Cha was a St. Paul police officer for 11 years.
He resigned in 2005 after pleading guilty to lending out his service pistol, which was then used to shoot up the home of a Hmong leader.
A troubled bar
St. Paul police visited the location dozens of times before the night in question.
Records show officers visited the restaurant and bar nearly 100 times — while working off-duty, on proactive visits or to respond to calls ranging from disorderly conduct to assault — between Jan. 1, 2017 and Jan. 1, 2019, including several times in the days before and after the event that led to the five officers’ firing.
Neighbors say the bar is an ongoing problem.
The city’s Department of Safety and Inspections has received complaints about the business from residents fed up with drunk patrons pouring onto the street at closing time, and neighbors interviewed by the Star Tribune on Friday described late-night fights outside the bar.
“Every time I come here, I see something going on,” said Darien Mellette, 18, who visits her mother at her apartment nearby.
Jason Brown, 51, has a first-floor apartment close by and said he plans to move, partly because of the bar.

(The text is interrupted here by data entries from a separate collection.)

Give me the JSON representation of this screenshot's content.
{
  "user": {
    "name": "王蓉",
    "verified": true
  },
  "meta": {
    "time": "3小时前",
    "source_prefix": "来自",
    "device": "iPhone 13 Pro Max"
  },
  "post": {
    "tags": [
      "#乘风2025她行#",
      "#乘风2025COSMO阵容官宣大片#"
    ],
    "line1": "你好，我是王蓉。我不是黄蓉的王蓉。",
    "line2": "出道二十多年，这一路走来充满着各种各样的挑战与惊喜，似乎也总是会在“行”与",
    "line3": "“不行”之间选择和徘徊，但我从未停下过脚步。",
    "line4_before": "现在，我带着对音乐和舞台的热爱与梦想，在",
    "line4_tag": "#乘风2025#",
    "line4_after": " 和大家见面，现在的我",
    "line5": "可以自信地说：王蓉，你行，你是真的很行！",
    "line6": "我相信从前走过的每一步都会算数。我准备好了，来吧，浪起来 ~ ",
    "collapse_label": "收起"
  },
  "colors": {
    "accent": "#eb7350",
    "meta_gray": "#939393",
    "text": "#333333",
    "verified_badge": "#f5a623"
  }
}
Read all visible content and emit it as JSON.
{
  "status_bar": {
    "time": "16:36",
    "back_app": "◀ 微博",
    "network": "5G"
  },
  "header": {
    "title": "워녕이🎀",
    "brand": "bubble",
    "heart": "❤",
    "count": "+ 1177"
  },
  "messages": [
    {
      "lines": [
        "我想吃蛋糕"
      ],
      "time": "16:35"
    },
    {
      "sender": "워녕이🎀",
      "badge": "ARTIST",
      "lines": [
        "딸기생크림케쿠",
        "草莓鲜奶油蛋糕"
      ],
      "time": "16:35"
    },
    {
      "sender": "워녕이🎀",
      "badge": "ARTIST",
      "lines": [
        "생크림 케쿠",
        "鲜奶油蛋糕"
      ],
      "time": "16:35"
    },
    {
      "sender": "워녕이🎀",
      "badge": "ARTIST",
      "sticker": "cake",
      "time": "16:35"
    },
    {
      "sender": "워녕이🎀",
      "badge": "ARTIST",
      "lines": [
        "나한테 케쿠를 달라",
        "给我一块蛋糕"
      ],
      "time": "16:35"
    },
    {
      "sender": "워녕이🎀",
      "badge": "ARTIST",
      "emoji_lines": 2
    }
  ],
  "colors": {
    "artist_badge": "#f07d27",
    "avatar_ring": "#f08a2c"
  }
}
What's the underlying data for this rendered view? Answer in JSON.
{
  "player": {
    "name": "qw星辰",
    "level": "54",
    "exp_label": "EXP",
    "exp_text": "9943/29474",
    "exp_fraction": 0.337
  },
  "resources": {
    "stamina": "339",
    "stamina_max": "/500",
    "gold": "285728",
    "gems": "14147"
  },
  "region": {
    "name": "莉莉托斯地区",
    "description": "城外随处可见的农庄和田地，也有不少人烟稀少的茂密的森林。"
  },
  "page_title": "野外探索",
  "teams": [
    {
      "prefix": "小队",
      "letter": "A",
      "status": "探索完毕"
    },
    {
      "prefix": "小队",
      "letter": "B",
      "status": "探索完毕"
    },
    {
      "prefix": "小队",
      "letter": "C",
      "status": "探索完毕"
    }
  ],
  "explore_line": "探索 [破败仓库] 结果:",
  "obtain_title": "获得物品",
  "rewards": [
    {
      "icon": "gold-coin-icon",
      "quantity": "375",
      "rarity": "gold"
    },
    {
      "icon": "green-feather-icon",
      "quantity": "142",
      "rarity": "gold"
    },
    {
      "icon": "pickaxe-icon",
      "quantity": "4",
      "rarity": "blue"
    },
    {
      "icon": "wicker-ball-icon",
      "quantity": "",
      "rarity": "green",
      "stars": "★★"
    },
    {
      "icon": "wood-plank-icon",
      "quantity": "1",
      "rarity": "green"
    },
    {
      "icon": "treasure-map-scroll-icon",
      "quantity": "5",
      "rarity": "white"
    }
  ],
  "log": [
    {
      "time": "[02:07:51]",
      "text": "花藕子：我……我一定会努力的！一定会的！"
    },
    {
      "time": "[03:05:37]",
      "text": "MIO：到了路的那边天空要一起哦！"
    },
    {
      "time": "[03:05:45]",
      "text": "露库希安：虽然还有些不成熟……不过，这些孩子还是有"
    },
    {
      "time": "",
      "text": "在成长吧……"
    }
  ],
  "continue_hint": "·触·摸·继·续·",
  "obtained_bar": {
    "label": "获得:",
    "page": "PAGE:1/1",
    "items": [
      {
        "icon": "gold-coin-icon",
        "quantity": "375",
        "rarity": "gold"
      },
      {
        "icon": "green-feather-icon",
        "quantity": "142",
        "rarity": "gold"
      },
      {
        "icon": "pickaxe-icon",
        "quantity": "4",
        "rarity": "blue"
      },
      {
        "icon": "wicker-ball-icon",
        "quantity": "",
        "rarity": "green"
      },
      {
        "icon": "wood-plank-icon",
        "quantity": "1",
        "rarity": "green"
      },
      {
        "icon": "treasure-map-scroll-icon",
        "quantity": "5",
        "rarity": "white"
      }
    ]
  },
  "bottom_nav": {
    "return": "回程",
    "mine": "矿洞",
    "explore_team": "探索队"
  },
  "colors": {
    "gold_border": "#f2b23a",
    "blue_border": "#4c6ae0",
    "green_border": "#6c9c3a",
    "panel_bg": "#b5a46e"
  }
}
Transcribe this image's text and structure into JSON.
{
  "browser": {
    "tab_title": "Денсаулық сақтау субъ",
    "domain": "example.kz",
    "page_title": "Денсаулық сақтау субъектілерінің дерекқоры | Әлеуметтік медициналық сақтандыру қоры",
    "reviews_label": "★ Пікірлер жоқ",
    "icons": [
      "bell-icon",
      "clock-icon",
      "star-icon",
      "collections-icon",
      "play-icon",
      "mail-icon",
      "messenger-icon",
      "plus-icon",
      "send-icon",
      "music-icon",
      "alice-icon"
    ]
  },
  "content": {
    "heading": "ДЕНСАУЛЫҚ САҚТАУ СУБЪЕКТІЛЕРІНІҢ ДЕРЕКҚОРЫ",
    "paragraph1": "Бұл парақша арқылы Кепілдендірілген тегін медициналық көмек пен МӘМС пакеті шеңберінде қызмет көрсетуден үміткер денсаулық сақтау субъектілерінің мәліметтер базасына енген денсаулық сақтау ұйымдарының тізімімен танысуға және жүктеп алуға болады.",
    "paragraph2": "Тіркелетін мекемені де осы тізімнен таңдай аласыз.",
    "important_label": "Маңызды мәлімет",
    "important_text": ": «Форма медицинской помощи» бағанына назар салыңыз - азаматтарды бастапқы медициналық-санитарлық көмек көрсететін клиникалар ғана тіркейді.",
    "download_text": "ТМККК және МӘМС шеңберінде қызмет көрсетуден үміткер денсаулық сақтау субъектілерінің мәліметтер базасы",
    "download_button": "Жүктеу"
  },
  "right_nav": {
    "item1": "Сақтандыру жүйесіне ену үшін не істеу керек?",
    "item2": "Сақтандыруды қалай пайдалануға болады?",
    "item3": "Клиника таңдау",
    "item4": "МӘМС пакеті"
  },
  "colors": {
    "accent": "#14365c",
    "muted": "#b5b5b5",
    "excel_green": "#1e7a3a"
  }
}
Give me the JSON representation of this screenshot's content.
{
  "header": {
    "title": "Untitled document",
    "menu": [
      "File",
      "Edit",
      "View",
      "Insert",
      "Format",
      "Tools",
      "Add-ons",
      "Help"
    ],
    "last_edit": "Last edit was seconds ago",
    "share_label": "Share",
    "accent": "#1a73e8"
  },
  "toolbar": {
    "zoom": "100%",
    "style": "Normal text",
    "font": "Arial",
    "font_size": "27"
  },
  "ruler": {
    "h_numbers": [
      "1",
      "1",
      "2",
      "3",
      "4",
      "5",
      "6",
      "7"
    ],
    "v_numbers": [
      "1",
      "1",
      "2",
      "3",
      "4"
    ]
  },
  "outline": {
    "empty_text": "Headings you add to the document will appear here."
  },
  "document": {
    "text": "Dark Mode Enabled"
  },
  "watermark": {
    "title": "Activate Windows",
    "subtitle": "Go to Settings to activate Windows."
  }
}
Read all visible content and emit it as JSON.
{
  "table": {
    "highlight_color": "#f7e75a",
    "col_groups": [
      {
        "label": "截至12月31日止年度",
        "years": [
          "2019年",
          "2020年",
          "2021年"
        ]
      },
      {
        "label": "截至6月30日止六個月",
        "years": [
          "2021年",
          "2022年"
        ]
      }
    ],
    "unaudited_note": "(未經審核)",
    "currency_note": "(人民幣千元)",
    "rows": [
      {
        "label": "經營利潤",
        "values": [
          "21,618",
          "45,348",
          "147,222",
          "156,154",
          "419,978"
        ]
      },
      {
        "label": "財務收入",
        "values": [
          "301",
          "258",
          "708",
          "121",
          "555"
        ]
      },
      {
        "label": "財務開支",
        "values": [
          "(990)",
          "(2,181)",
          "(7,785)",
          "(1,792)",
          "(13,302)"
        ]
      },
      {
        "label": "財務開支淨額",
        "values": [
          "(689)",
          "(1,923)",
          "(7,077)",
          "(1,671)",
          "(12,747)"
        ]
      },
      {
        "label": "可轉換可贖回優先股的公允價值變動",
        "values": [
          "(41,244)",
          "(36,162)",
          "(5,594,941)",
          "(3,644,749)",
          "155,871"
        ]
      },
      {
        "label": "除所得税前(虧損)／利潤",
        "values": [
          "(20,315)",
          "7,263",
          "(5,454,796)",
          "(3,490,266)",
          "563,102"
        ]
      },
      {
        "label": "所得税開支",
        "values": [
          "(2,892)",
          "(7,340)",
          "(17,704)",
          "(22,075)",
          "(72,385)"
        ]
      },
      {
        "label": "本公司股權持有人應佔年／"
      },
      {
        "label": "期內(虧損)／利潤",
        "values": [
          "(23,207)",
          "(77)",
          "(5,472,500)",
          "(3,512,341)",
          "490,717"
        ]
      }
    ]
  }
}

He said one of his apartment windows and a window at the apartment next door were both broken by people leaving the bar.
“There have been too many fights,” he said.
An employee at the bar said Friday that Cha, the owner, was not there and was also not talking to reporters.
Jack Rice, the St. Paul attorney representing Cha, declined to comment on the allegations against his client.
Staff writer James Walsh contributed to this report.